Pre-statehood Fishermen’s Fund Remains True to Course
The Alaska’s Fishermen’s Fund paid out more than $8 million in benefits to members of the Last Frontier’s commercial fleet in the last decade, helping cover their medical costs and getting them back to work.
Established in 1951 during the 20th Territorial Legislature and signed into law by Governor Ernest Gruening, the Alaska Fishermen’s Fund is the only pre-statehood dedicated fund still in existence in the 49th State.
“Since inception, the Alaska Fishermen’s Fund has successfully stood the test of time and has benefited thousands of injured mariners. It is exciting to recognize this unique Alaskan institution for seventy years of operation,” Alaska Department of Labor and Workforce Development Commissioner Tamika L. Ledbetter says.
The 1920 Jones Act for decades was the primary legal path forward for Alaskan commercial fishermen to receive compensation for injuries at work. The Alaska Fishermen’s Fund offers an alternative way for commercial fishermen to receive medical compensation for injuries.
“Vessel owners in Alaska aren’t required to have any type of work-related coverage for a crew member,” says Velma Thomas, a program coordinator for the State of Alaska and administrator for the Alaska Fishermen’s Fund. “And so, in essence, their remedy under the Jones Act would be to take the vessel owner to court.”
Instead of crewmembers needing to sue vessel owners, they can apply for benefits through the Alaska Fishermen’s Fund. The fund can be used to cover costs associated with medical treatment visits, hospitalization, prescriptions, therapy, and transportation related to medical care and treatment.
It is only open to crewmembers who have a valid commercial fishing license or limited entry permit before the time of the injury.
“We can approve benefits up to $10,000 as long as they qualify,” Thomas says of the fund administrators. “Anything beyond $10,000, a simple letter requesting additional benefits beyond that would be reviewed by our counsel.”
In addition to reviewing requests for more than $10,000, the five-member council also looks through all the cases in which administrators have denied benefits to ensure that nothing was missed that would allow them to approve a request.
The fund has approved more than 13,000 claims in the last decade.
Every year, 39 percent of money derived from the commercial fishing licenses—with a cap of $50 per license holder—is invested in the fund. A percent of the fees for limited entry permits are also put in the fund.
The fund currently sits at about $12.8 million, explains Thomas.
“The Fund has remained true to its mission to provide emergency medical benefits to crewmen injured while commercial fishing in Alaska.
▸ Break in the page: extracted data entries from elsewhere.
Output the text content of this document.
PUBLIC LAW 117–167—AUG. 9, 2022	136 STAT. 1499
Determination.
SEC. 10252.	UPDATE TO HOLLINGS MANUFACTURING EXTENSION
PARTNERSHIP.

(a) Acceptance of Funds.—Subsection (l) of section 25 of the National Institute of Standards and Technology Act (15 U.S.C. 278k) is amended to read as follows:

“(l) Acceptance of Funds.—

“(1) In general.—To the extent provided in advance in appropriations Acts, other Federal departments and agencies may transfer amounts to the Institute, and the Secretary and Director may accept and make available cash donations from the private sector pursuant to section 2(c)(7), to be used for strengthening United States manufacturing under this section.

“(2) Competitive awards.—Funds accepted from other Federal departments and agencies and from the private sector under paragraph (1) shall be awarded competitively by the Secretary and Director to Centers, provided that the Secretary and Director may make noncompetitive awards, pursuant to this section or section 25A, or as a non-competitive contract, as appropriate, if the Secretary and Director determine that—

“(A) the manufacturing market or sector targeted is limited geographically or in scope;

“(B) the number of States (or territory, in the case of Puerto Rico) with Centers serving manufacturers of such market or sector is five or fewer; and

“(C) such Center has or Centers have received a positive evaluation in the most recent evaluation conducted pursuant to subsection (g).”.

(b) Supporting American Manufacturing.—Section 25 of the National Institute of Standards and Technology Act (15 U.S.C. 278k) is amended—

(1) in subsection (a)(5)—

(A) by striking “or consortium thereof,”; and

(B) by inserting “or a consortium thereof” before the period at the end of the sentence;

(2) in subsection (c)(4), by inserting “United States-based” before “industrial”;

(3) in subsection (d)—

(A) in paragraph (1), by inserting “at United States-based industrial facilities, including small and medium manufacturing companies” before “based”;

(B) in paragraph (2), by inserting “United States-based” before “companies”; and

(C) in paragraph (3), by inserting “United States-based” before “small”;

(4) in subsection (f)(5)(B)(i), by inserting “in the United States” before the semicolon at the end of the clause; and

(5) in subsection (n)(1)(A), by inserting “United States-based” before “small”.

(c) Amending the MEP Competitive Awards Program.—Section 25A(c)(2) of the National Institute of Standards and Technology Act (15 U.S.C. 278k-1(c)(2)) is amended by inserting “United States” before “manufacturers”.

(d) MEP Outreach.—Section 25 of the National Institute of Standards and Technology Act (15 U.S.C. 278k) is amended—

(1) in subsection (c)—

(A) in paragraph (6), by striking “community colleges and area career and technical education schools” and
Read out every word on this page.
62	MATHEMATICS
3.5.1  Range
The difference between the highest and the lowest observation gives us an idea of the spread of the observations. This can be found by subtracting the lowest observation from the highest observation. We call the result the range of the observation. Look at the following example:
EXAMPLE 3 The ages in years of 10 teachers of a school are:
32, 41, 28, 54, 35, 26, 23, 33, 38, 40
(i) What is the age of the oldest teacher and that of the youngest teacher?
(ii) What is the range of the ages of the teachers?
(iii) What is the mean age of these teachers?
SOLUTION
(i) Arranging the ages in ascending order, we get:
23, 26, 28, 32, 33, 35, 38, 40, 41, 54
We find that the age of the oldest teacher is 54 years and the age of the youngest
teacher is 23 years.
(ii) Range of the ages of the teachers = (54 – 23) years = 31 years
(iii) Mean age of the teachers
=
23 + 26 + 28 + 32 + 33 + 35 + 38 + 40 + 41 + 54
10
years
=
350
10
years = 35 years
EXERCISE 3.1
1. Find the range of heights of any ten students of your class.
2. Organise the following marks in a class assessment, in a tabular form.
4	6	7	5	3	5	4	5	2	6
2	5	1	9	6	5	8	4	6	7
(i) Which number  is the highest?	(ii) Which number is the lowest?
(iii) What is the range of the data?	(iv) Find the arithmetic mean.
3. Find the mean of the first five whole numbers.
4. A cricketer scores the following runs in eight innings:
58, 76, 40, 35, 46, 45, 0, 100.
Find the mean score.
Commercial fishing can be a hazardous industry and the Fishermen’s Fund remains committed to meeting the needs of injured commercial fishermen,” states a news release commemorating the fund’s 70th anniversary.
Commercial fishing off the coast of Kodiak.
While the Alaska Fishermen’s Fund has weathered the storms of time, there have been a few small but important adjustments to better meet its intended goals.
“A lot of the fishermen that get injured … they want to keep fishing until the season is over,” Thomas says. “Because of that we actually requested to extend the time for them to seek initial treatment from 60 days to 120 days.”
While that change was made in 2020, a decade earlier the Alaska Fishermen’s Fund raised the benefit limit per injury/illness from $2,500 to $10,000.
Thomas recalls helping one fisherman who was injured at the docks. He’d taken a fall and done serious damage to his back. There was a large claim to cover the medical costs. But, with the help of the Alaska Fishermen’s Fund he was eventually—two years later—able to return to commercial fishing.
“The fishing industry can be very dangerous,” Thomas says, before reiterating how important it is that the state helps fishermen injured on the job with treatment and care.
“Since inception, the Alaska Fishermen’s Fund has successfully stood the test of time and has benefited thousands of injured mariners. It is exciting to recognize this unique Alaskan institution for seventy years of operation.”